Cette « priorité », on aurait aimé l’entendre aussi fortement sur d’autres sujets, d’autres corporations (corps de métiers) Or là, on parle de corporatisme (défendre uniquement les intérêts d’une catégorie professionnelle donnée). Les policiers, les gendarmes, pas touche, les enseignants, allez…encore…faites un effort ! Il n’a pas été question de former les parents, pas plus que les élèves….C’est désolant.
De plus, ceci a été présenté comme une nouvelle mesure alors que, comme le rappelle Caroline de Haas : « La formation des professionnel.le.s de l’éducation à la prévention des violences “annoncée” ce jour par Édouard Philippe est prévue depuis 2010. Bientôt dix ans. «
PANEL JURIDIQUE.
Le gouvernement veut se munir d’un panel juridique censé condamner avec force les auteurs de violences. Il propose dans ce cas, d’inscrire dans le code civil, la notion d’emprise conjugale. Ainsi que considérer comme « circonstance aggravante le cas de harcèlement ayant conduit au suicide ». Certes. Mais alors on devine déjà le problème évident qui va se poser : où va se situer le curseur pour déterminer qu’il y a bien eu emprise conjugale, emprise psychologique ? Tout comme reconnaître que le suicide d’une femme est directement lié à l’épuisement moral et physique imposé par le mari ou le compagnon violent ? Quand on sait à quel point on remet en cause la parole des femmes ! On peut toujours annoncer ce genre de mesure, tant que les juges ne seront pas formés, eux-aussi, on se heurtera encore et toujours aux mêmes problèmes. On peut faire un parallèle avec ce jeune homme qui s’est immolé par le feu, laissant une lettre politique pour expliquer son geste s’adressant au Crous et au gouvernement. M. Macron a déclaré que ce geste n’était pas politique, que ce jeune homme avait sans doute un autre problème, que la situation des étudiants en France n’était pas si dramatique……
LE 3919.
Numéro d’écoute national dédié aux femmes victimes de violence. M. Philippe a loué le succès croissant de ce centre d’appel, citant des chiffres. A ajouté qu’il serait désormais accessible 24h/24 et 7 jours/7. Ce qui est primordial puisque certaines femmes sous emprises doivent attendre la nuit pour appeler. De notre côté, au sein de notre collectif et de notre association, nous avons eu énormément de retours de femmes qui n’ont obtenu aucune réponse concrète, aucune aide et qui, exprimant leur désarroi, se sont vues se faire raccrocher au nez. En même temps, en dehors de l’écoute (qui bien-sûr dans un 1er temps, s’avère essentielle), que peut proposer concrètement ce centre, hors certaines explications au sujet des démarches à entreprendre ? Puisque les moyens, les solutions ne sont pas au rendez-vous ? Lorsqu’une femme appelle dans l’urgence absolue pour fuir du domicile avec ses enfants, que peut-on lui proposer ? On annonce une plateforme de géolocalisation des places d’hébergement d’urgence pour les victimes mais on le sait, il n’y a pas ou si peu de structures dédiées à cela ! Au même titre que les Sans abris devaient pouvoir compter sur un numéro d’appel. Au même titre que les chômeurs de Pôle emploi doivent faire acte de présence et d’opiniâtreté là où il est évident qu’il n’y a pas d’offres d’emploi à proposer. Les employés ne cessent de le marteler !

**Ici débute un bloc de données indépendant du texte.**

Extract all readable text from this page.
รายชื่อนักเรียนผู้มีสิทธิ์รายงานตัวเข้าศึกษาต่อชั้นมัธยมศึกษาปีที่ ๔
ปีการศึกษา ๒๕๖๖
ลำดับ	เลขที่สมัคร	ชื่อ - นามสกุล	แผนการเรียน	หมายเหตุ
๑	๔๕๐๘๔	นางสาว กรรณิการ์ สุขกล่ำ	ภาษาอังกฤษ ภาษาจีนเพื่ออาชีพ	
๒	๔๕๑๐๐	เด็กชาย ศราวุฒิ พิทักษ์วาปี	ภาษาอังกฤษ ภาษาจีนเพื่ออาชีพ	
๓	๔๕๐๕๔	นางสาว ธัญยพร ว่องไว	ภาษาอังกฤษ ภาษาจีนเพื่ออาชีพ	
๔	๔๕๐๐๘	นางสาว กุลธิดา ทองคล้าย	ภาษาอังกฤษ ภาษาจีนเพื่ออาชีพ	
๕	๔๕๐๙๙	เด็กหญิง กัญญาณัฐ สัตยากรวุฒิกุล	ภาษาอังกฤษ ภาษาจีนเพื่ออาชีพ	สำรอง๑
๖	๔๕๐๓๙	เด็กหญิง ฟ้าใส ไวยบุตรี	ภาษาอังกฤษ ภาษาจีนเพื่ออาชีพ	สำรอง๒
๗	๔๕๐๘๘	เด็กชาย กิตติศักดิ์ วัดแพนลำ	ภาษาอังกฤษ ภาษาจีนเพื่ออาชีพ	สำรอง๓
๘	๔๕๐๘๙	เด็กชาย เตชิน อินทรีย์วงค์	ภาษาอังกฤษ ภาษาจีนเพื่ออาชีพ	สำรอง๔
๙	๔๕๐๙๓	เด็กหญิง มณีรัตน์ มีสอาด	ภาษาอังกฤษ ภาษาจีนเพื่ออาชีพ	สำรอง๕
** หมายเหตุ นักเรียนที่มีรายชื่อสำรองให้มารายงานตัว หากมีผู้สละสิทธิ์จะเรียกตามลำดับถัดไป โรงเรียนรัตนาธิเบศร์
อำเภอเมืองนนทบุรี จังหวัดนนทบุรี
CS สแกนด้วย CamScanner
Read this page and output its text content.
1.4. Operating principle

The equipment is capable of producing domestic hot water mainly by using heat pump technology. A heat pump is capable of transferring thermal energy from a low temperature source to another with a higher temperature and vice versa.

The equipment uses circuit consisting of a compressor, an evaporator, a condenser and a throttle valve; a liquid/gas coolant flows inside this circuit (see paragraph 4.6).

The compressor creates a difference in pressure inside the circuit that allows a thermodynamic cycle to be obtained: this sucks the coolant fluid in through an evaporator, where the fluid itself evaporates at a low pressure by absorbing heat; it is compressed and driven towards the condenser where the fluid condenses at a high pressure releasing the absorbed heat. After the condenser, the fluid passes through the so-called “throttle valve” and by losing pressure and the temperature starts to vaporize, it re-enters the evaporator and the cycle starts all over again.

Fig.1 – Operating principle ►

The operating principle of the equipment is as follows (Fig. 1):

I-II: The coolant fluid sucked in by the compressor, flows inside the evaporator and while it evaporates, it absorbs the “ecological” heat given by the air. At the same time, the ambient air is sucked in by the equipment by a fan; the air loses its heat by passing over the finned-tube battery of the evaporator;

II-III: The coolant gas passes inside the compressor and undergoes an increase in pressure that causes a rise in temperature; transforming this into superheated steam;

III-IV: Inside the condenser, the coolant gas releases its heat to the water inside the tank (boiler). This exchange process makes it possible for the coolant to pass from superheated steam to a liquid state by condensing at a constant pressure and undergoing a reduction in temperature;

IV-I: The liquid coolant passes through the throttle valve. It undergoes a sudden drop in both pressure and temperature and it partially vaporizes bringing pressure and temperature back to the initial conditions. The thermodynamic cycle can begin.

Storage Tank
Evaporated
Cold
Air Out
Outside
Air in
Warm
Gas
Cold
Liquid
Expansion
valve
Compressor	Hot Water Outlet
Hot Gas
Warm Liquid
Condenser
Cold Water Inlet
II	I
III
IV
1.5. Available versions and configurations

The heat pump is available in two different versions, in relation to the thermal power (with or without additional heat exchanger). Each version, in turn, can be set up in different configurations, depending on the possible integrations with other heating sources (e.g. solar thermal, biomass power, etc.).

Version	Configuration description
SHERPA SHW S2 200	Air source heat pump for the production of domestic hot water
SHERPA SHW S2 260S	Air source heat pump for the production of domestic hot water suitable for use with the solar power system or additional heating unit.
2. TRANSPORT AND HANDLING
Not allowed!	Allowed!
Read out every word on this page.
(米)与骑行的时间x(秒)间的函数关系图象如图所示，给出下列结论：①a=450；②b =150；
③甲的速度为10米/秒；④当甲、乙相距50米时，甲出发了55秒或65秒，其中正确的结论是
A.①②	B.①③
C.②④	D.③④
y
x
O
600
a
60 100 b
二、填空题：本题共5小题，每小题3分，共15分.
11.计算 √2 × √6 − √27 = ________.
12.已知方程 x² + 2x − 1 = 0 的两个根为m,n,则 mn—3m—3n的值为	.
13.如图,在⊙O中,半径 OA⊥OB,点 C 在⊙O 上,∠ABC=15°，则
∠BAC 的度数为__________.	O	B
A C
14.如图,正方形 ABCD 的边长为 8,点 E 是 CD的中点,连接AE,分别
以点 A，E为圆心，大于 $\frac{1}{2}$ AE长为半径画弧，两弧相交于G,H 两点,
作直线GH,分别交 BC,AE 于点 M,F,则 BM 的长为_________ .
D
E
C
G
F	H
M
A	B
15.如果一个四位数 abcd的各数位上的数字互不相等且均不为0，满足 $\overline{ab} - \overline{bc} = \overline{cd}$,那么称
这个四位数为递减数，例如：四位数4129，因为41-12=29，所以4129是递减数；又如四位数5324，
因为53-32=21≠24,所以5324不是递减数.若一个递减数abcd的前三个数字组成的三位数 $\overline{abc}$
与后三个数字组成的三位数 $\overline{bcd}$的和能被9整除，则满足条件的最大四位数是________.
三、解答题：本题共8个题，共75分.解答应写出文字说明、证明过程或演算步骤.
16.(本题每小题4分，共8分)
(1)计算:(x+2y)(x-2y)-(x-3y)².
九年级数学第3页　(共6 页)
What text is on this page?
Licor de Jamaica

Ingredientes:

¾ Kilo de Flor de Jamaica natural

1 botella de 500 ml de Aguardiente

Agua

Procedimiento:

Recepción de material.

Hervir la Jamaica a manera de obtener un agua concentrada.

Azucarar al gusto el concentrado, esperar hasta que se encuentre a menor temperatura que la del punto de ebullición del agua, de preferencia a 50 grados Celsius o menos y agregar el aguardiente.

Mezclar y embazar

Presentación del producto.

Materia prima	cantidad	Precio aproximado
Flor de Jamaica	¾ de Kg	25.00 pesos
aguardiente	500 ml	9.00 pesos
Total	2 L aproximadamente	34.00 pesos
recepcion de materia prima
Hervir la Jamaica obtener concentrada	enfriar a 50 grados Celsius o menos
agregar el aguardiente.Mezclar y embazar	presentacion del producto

A noter : ce centre d’appel est géré par le collectif FNSF –Fédération nationale solidarité femmes. Or, le gouvernement n’a absolument pas indiqué si les subventions allouées à ce collectif associatif augmenteraient pour financer cette extension des horaires. Et Marlène Schiappa déclarait hier, en marge du discours, que les appels d’offre étaient lancés….et qu’il faudrait peut-être attendre un an pour avoir les résultats….
Il nous semble antinomique de vanter, et ce face à l’incertitude, la parfaite réussite de ce centre d’appel à l’heure des licenciements massifs, de la baisse drastique des subventions des associations, de la fermeture des observatoires…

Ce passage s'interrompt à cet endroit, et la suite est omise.